A standard technique for anomaly detection (well, since about 2017) is to feed source data (often log files) to a deep neural autoencoder (AE) and create a model. Then you feed each data item to the trained model and compare the computed output with the input to calculate reconstruction error. Data items with large reconstruction error are anomalous in some way.
There has been a lot of recent research into the idea of anomaly detection using a variational autoencoder (VAE). This idea is relatively new and mostly unexplored. A VAE is conceptually more complicated than an AE. Internally, a VAE computes two forms of error — typically cross entropy error and Kullback-Leiber divergence — a complex topic. Most of the new research in anomaly detection using a VAE looks at using the internal forms of error. I started exploring these ideas and quickly realized that it’s a huge topic and so I needed to start simply and proceed in a logical way.
As an initial exploration, I decided to use a VAE for anomaly detection in the simplest possible way, which is to ignore the complex inner workings of a VAE and its ability to generate synthetic data. Instead, the simplest idea is to just feed the VAE real data items (instead of noise as is used when generating synthetic data), compute an output, and compare the computed output with the input. Put another way, the idea is to use a VAE exactly as if it were an AE.

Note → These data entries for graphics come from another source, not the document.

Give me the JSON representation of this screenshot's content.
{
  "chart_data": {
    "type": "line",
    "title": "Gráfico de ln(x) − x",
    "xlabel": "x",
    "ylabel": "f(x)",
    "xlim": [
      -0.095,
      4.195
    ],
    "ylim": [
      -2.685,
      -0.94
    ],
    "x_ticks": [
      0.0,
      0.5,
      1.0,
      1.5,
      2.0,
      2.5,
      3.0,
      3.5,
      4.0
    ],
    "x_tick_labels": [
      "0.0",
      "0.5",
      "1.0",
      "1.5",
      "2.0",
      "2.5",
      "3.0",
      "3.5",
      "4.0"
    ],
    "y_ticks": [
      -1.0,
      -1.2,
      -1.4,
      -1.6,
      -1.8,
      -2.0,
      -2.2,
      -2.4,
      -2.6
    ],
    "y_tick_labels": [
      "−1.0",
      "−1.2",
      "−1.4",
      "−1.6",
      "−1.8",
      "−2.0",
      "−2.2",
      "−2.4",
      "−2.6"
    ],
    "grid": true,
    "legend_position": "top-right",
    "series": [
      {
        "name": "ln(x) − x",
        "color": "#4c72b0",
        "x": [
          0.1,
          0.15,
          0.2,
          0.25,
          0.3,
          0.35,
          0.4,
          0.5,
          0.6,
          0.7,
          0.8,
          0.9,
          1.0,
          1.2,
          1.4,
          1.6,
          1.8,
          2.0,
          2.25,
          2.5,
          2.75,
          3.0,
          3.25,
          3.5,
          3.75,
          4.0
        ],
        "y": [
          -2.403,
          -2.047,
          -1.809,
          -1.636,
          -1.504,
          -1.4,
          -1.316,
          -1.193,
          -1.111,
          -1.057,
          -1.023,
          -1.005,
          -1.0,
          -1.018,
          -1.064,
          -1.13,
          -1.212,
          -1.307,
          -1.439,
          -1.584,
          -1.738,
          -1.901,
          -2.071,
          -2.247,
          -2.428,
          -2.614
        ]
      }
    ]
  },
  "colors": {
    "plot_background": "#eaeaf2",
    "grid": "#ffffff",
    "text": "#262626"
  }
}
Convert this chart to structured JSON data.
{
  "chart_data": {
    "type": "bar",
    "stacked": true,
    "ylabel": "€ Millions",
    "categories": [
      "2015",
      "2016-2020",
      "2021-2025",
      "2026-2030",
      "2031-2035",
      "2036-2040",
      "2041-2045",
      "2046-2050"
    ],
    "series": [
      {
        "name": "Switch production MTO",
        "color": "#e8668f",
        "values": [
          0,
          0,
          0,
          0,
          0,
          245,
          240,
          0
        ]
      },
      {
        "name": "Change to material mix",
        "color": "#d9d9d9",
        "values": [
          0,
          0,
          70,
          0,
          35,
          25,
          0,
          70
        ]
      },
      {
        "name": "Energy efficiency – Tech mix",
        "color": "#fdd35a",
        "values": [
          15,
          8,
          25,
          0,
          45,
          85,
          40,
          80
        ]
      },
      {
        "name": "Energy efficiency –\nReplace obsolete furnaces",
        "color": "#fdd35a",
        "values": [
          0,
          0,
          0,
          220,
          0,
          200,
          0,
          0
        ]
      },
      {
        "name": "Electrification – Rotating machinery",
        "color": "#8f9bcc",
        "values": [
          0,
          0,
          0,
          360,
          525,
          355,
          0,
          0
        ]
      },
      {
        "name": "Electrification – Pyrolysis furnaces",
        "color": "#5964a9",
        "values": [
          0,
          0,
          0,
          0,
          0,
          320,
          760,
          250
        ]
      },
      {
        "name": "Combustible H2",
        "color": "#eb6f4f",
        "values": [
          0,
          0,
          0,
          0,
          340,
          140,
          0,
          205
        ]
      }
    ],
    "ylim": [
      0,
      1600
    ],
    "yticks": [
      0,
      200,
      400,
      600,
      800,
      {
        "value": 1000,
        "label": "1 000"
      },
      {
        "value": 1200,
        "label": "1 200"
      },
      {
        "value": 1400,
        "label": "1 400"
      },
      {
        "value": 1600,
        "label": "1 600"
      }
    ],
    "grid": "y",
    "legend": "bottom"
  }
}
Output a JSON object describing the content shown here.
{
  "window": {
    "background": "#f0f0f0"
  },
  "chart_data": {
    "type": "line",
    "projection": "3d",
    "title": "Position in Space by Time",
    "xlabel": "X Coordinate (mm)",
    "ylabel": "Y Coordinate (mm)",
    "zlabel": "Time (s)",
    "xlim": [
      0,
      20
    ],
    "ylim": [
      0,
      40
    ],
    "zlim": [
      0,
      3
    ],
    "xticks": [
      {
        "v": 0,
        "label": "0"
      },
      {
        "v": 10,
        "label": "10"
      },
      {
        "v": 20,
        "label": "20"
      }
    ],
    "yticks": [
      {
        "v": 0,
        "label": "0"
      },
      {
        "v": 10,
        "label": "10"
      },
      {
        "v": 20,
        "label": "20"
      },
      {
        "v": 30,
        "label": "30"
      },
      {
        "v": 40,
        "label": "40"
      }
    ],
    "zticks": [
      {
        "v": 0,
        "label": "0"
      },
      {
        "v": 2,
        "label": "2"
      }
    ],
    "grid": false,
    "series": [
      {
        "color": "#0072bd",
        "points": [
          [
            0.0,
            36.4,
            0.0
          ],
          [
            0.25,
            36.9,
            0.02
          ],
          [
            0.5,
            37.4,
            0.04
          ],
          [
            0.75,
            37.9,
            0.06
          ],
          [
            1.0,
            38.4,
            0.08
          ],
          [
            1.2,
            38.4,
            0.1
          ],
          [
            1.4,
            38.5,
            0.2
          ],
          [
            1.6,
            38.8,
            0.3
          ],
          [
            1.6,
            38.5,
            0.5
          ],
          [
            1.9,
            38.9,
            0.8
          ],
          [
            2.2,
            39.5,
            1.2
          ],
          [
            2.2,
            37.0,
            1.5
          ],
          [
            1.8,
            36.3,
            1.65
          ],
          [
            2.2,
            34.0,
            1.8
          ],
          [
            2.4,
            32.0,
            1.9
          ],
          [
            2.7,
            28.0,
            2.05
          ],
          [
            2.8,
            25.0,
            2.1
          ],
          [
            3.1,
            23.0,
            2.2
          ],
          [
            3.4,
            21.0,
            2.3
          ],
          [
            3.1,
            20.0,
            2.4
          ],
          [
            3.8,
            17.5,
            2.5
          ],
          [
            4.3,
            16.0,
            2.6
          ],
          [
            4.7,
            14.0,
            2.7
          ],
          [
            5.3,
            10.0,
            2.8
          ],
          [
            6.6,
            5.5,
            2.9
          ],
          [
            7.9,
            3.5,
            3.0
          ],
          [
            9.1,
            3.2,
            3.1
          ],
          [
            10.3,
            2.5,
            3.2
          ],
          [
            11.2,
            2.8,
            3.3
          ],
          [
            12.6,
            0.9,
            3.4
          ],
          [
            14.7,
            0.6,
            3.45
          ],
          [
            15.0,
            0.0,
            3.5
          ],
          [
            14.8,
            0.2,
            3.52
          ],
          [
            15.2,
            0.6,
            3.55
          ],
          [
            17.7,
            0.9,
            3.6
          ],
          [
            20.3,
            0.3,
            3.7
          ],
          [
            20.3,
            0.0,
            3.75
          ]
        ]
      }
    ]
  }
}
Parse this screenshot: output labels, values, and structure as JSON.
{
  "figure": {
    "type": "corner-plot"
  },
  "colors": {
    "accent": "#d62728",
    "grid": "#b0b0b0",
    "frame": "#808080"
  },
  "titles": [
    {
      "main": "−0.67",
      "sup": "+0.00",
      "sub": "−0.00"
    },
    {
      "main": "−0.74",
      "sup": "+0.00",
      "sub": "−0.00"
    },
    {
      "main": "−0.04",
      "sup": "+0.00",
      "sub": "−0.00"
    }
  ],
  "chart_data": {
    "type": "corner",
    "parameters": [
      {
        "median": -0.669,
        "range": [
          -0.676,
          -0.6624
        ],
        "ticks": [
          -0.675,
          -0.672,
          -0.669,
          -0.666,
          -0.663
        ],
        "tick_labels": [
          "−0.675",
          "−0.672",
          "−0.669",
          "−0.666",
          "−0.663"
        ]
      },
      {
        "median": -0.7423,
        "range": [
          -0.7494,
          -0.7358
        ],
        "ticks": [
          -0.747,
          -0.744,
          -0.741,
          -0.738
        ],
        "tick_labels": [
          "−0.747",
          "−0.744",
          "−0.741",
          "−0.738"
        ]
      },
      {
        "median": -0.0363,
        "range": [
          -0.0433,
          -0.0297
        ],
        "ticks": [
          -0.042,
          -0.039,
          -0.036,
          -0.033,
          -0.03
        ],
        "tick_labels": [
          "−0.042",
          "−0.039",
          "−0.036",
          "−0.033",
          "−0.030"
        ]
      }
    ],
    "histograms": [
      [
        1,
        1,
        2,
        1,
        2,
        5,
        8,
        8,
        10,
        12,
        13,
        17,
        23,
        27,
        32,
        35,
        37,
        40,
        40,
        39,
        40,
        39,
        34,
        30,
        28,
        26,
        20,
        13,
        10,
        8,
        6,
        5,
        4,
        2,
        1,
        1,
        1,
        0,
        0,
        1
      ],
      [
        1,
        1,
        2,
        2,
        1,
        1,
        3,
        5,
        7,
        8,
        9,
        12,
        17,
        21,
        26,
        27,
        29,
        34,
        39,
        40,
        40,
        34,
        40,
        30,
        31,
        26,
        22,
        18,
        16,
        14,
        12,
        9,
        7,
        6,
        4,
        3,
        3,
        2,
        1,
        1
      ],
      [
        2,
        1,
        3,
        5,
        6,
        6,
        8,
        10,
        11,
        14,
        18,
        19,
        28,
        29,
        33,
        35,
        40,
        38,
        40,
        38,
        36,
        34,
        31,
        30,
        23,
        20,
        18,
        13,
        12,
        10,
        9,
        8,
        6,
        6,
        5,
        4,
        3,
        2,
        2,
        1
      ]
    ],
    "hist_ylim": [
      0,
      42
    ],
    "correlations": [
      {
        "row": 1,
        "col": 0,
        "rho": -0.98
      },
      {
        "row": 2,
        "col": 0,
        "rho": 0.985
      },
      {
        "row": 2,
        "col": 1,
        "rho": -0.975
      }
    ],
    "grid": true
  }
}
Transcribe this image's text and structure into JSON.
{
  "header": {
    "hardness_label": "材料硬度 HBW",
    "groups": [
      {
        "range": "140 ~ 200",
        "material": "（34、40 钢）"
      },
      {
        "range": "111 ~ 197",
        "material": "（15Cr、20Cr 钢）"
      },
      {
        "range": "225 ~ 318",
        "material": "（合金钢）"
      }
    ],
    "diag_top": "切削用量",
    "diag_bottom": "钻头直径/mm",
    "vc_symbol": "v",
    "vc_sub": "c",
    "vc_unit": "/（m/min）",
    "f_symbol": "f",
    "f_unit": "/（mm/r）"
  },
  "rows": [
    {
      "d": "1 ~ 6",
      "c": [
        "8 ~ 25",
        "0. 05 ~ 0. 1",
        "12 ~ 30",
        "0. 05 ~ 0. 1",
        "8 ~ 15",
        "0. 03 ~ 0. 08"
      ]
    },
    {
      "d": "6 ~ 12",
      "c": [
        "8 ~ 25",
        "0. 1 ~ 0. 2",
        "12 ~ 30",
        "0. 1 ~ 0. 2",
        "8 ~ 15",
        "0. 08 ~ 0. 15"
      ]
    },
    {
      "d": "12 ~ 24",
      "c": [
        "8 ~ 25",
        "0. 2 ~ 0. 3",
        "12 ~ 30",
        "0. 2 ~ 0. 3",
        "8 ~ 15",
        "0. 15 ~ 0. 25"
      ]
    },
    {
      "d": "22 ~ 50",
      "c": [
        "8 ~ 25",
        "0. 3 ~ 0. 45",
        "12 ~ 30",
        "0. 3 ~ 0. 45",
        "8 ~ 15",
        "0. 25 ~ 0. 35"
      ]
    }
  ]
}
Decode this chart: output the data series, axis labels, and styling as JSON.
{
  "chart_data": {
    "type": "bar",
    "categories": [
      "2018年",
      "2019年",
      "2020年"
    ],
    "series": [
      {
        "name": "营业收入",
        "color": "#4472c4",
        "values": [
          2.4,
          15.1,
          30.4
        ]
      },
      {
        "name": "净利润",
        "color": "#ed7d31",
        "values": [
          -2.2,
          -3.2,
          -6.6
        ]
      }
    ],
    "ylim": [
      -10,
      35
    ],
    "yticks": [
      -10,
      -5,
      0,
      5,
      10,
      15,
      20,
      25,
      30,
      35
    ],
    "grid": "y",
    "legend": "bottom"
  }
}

So, I put together a demo program. I used a dummy dataset of 240 items where each item is an Employee. The raw data looks like:
M 19 concord 32700.00 mgmt F 22 boulder 27700.00 supp M 39 anaheim 47100.00 tech . . .
The normalized data looks like:
0 0.19 0 0 1 0.3270 1 0 0 1 0.22 0 1 0 0.2770 0 1 0 0 0.39 1 0 0 0.4710 0 0 1 . . .
The simplistic anomaly detection technique using VAE reconstruction error worked as expected. In the demo, I created a VAE model using the dummy 240 Employee items. Then I set up one of the Employee items for:
M 39 concord $51,200 supp
0, 0.39, 0, 0, 1, 0.512, 0, 1, 0
and fed it to the VAE. The computed output (not shown in the screenshot) was:
0.48, 0.43, 0.35, 0.30, 0.31, 0.52, 0.29, 0.44, 0.27
The reconstruction error is:
err = [(0 – .48)^2 + (.39 – .43)^2 + . . + (0 – .27)^2] / 9
My next steps will be to explore anomaly detection using the complex internal error representations of a VAE. It’s a big topic but an interesting topic. It would be possible to, quite literally, devote months or even years to exploring anomaly detection using deep neural architectures such as AEs, VAEs, and Transformers. Good fun.
The Coyote had many complex plans to catch the Roadrunner. None of them worked, but at least they all failed in entertaining ways. Part of the fun was viewing the Coyote’s setup and then anticipating what was going to go wrong. Rocket. Catapult. Spring.